ML Security PapersCoDefend: Cross-Modal Collaborative Defense via Diffusion Purification and Prompt Optimization
Fengling Zhu , Bo Liu , Jingyu Hua , Sheng Zhong
Published on arXiv
2510.11096
Input Manipulation Attack
OWASP ML Top 10 — ML01
Prompt Injection
OWASP LLM Top 10 — LLM01
Key Finding
Supervised diffusion purification combined with prompt optimization substantially improves robustness of MLLMs against adversarial visual attacks and generalizes to unknown attack strategies on VQA and captioning tasks.
CoDefend
Novel technique introduced
Multimodal Large Language Models (MLLMs) have achieved remarkable success in tasks such as image captioning, visual question answering, and cross-modal reasoning by integrating visual and textual modalities. However, their multimodal nature also exposes them to adversarial threats, where attackers can perturb either modality or both jointly to induce harmful, misleading, or policy violating outputs. Existing defense strategies, such as adversarial training and input purification, face notable limitations: adversarial training typically improves robustness only against known attacks while incurring high computational costs, whereas conventional purification approaches often suffer from degraded image quality and insufficient generalization to complex multimodal tasks. In this work, we focus on defending the visual modality, which frequently serves as the primary entry point for adversarial manipulation. We propose a supervised diffusion based denoising framework that leverages paired adversarial clean image datasets to fine-tune diffusion models with directional, task specific guidance. Unlike prior unsupervised purification methods such as DiffPure, our approach achieves higher quality reconstructions while significantly improving defense robustness in multimodal tasks.
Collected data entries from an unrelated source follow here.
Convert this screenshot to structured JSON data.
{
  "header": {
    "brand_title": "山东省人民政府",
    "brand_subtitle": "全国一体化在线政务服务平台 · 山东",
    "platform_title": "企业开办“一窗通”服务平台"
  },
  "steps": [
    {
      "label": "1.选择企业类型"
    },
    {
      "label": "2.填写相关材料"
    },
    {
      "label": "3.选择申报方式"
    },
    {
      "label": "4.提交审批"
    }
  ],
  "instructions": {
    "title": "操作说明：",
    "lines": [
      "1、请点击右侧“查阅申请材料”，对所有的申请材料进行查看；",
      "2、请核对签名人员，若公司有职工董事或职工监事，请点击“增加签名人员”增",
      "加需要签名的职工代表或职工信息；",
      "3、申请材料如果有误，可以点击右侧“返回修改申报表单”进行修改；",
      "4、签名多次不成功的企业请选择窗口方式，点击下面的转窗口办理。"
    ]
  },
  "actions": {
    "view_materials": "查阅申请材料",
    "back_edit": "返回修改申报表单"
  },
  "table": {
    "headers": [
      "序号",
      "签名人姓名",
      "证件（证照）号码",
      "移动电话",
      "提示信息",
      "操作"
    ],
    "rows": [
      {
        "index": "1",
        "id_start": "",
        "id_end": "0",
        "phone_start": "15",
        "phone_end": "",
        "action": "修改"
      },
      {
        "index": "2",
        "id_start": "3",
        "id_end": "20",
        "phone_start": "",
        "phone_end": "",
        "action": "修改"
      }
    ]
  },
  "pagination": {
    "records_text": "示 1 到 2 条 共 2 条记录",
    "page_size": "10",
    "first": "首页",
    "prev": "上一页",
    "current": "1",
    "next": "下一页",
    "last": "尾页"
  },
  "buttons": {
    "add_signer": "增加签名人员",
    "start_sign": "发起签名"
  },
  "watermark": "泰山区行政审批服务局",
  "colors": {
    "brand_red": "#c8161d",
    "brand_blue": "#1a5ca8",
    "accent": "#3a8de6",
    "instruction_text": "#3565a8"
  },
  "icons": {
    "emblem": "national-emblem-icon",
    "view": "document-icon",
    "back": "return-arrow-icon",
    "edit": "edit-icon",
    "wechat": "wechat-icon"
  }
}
Furthermore, we incorporate prompt optimization as a complementary defense mechanism, enhancing resistance against diverse and unseen attack strategies. Extensive experiments on image captioning and visual question answering demonstrate that our method not only substantially improves robustness but also exhibits strong transferability to unknown adversarial attacks. These results highlight the effectiveness of supervised diffusion based denoising for multimodal defense, paving the way for more reliable and secure deployment of MLLMs in real world applications.
Key Contributions
- Supervised diffusion-based denoising framework that fine-tunes Stable Diffusion on paired adversarial-clean image datasets for task-specific, directional purification — outperforming unsupervised methods like DiffPure
- Prompt optimization as a complementary textual-side defense to enhance resistance against diverse and unseen adversarial attack strategies
- Demonstrated strong transferability to unknown adversarial attacks on image captioning and visual question answering benchmarks
🛡️ Threat Analysis
The paper proposes a defense against adversarial image perturbations crafted to manipulate MLLM outputs at inference time — the core ML01 threat. The supervised diffusion-based denoising and prompt optimization are countermeasures against adversarial input manipulation targeting the visual modality.